DOPAMINE AND DOBUTAMINE
***REFER TO SYMPATHOMIMETICS FOR A REVIEW IF NEEDED***
1) Review actions from sympathomimetics handout. These drugs are given by IV infusion in the management of decompensated heart failure. A noteworthy point is that dobutamine can decrease peripheral vascular resistance while dopamine does not have this effect. In the setting of decompensated heart failure, this could lead to an increase in cardiac output.
2) Because of their short plasma half lives, these drugs must be given by intravenous infusion. As a consequence, the beta1 receptors can be further down-regulated by infusion with these agonists.

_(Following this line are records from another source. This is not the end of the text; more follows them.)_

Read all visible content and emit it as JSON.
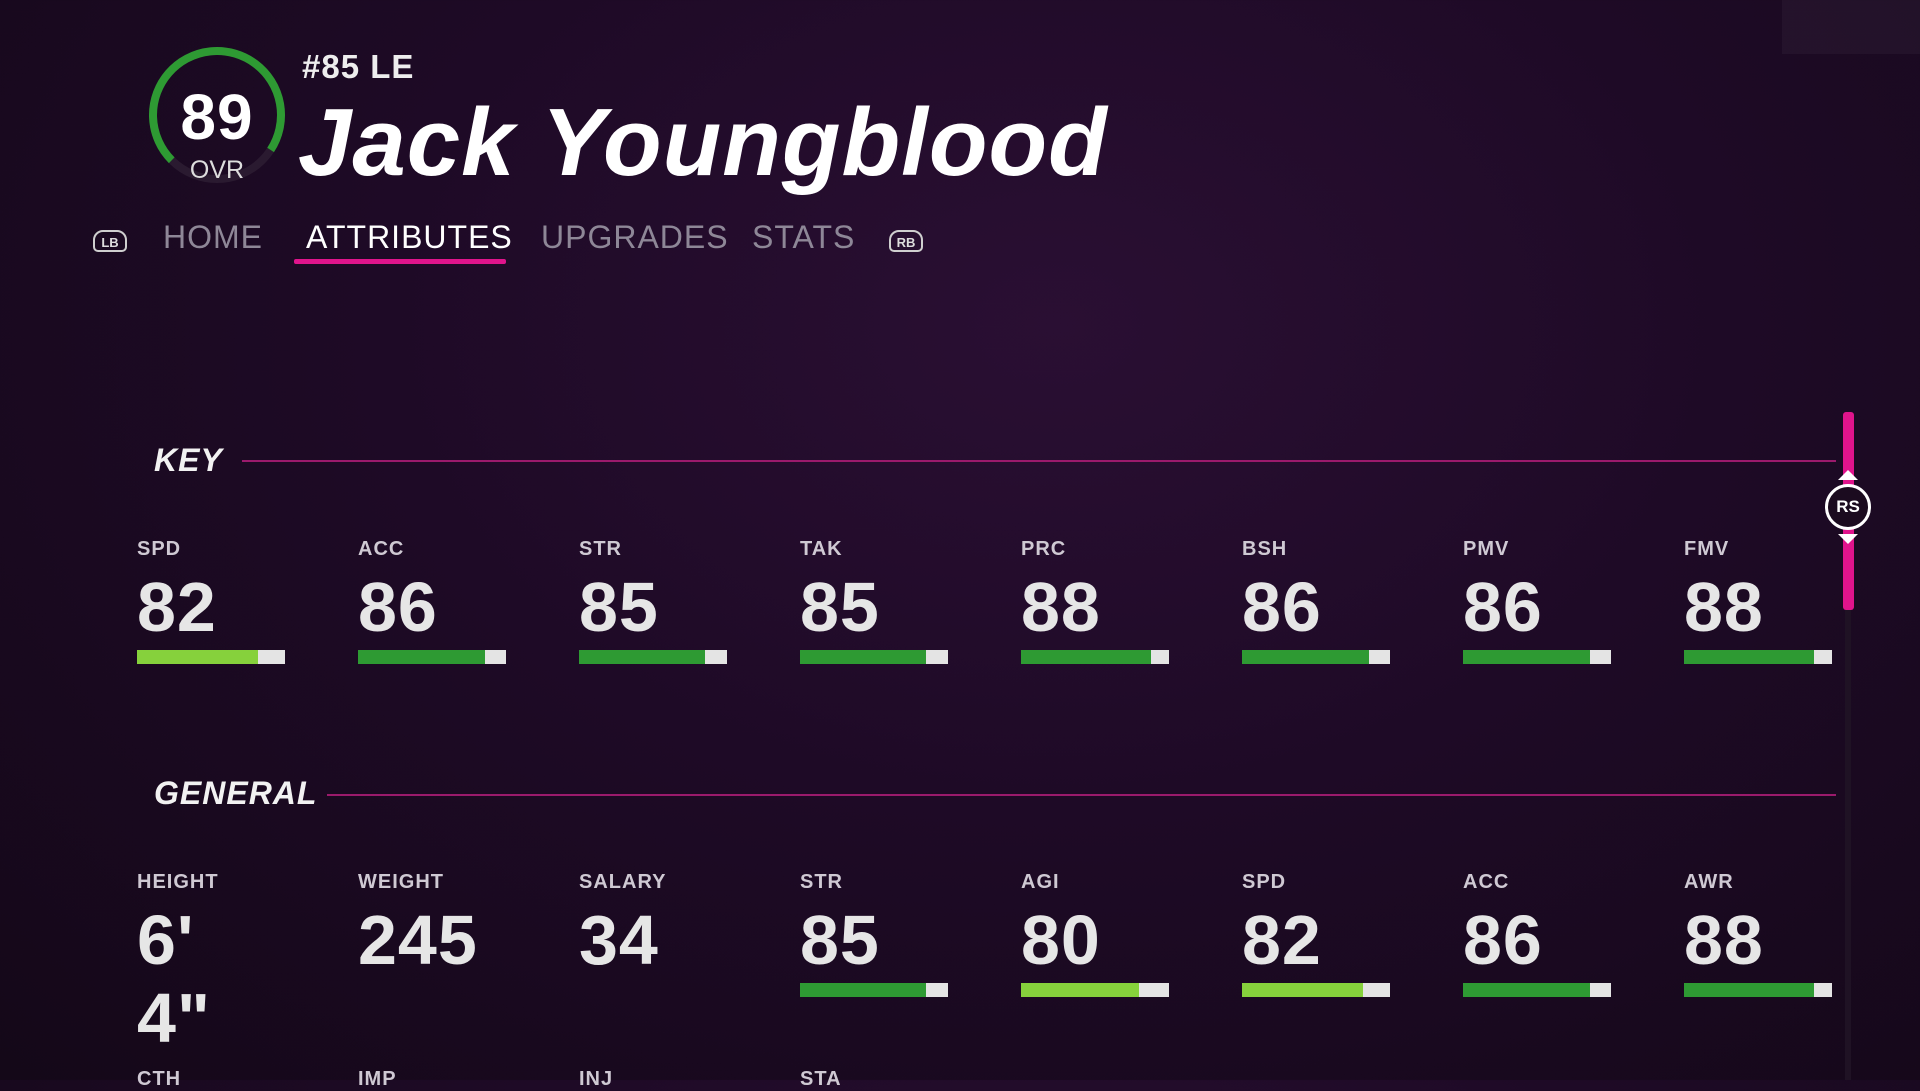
{
  "player": {
    "ovr": "89",
    "ovr_label": "OVR",
    "ovr_fraction": 0.89,
    "jersey": "#85 LE",
    "name": "Jack Youngblood"
  },
  "tabs": {
    "lb_hint": "LB",
    "rb_hint": "RB",
    "items": [
      {
        "label": "HOME",
        "active": false
      },
      {
        "label": "ATTRIBUTES",
        "active": true
      },
      {
        "label": "UPGRADES",
        "active": false
      },
      {
        "label": "STATS",
        "active": false
      }
    ]
  },
  "sections": {
    "key": {
      "title": "KEY",
      "attributes": [
        {
          "label": "SPD",
          "value": "82",
          "bar_level": 0.82,
          "bar_color": "#86d13c"
        },
        {
          "label": "ACC",
          "value": "86",
          "bar_level": 0.86,
          "bar_color": "#2e9a33"
        },
        {
          "label": "STR",
          "value": "85",
          "bar_level": 0.85,
          "bar_color": "#2e9a33"
        },
        {
          "label": "TAK",
          "value": "85",
          "bar_level": 0.85,
          "bar_color": "#2e9a33"
        },
        {
          "label": "PRC",
          "value": "88",
          "bar_level": 0.88,
          "bar_color": "#2e9a33"
        },
        {
          "label": "BSH",
          "value": "86",
          "bar_level": 0.86,
          "bar_color": "#2e9a33"
        },
        {
          "label": "PMV",
          "value": "86",
          "bar_level": 0.86,
          "bar_color": "#2e9a33"
        },
        {
          "label": "FMV",
          "value": "88",
          "bar_level": 0.88,
          "bar_color": "#2e9a33"
        }
      ]
    },
    "general": {
      "title": "GENERAL",
      "attributes": [
        {
          "label": "HEIGHT",
          "value": "6' 4\""
        },
        {
          "label": "WEIGHT",
          "value": "245"
        },
        {
          "label": "SALARY",
          "value": "34"
        },
        {
          "label": "STR",
          "value": "85",
          "bar_level": 0.85,
          "bar_color": "#2e9a33"
        },
        {
          "label": "AGI",
          "value": "80",
          "bar_level": 0.8,
          "bar_color": "#86d13c"
        },
        {
          "label": "SPD",
          "value": "82",
          "bar_level": 0.82,
          "bar_color": "#86d13c"
        },
        {
          "label": "ACC",
          "value": "86",
          "bar_level": 0.86,
          "bar_color": "#2e9a33"
        },
        {
          "label": "AWR",
          "value": "88",
          "bar_level": 0.88,
          "bar_color": "#2e9a33"
        }
      ]
    },
    "partial_row_labels": [
      "CTH",
      "IMP",
      "INJ",
      "STA"
    ]
  },
  "scroll": {
    "hint": "RS"
  },
  "colors": {
    "accent": "#e0148c",
    "ovr_ring": "#2e9a33",
    "bar_track": "#e4e4e4"
  }
}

3) Recall that there is a concern of inducing arrhythmias with these drugs. This concern is even greater in the setting of a damaged, poorly perfused heart.
PHOSPHODIESTERASE INHIBITORS
Milrinone and Inamrinone (formerly known as amrinone, name change, July 1, 2000)
These compounds are orally active inhibitors of cAMP phosphodiesterase. This enzyme breaks down cAMP thus terminating its actions. The cardiovascular effects of increasing intracellular cAMP are similar to those seen following activation of beta1 and beta2 receptors. PDE inhibitors were designed to replace cardiac glycosides as orally active positive inotropic agents for the treatment of congestive heart failure. These PDE inhibitors were shown to increase cardiac output and decrease peripheral vascular resistance. However, clinical trials showed oral dosing with these agents was not effective in decreasing the morbidity and mortality in heart failure. These drugs are second line agents reserved for the intravenous treatment of decompensated heart failure.
Cardiovascular Actions
1) There are isoforms of cAMP phosphodiesterase. Inamrinone and milrinone inhibit the cAMP phosphodiesterase isoform (PDE III) that is present in the heart and blood vessels.
2) Inhibition of cardiac PDE results in an increased force of contraction and cardiac output.
3) Inhibition of vascular PDE produces vasodilation and a decrease in peripheral vascular resistance.
4) These agents have the potential to induce arrhythmias.
5) Tolerance does not develop to the cardiovascular actions of PDE inhibitors.
Side Effects
1) Arrhythmias
2) Thrombocytopenia -less likely to occur with milrinone compared to inamrinone.
3) Gastrointestinal-nausea, vomiting, etc
Status in Cardiovascular Medicine
1) These agents are reserved for the short term treatment of congestive heart failure and are used in patients who have not responded well to other positive inotropic agents.
2) As more patients are receiving beta blockers for the chronic treatment of heart failure, this makes treatment of decompensated heart failure more problematic. Thus, PDE inhibitors could be particularly effective in treating these patients.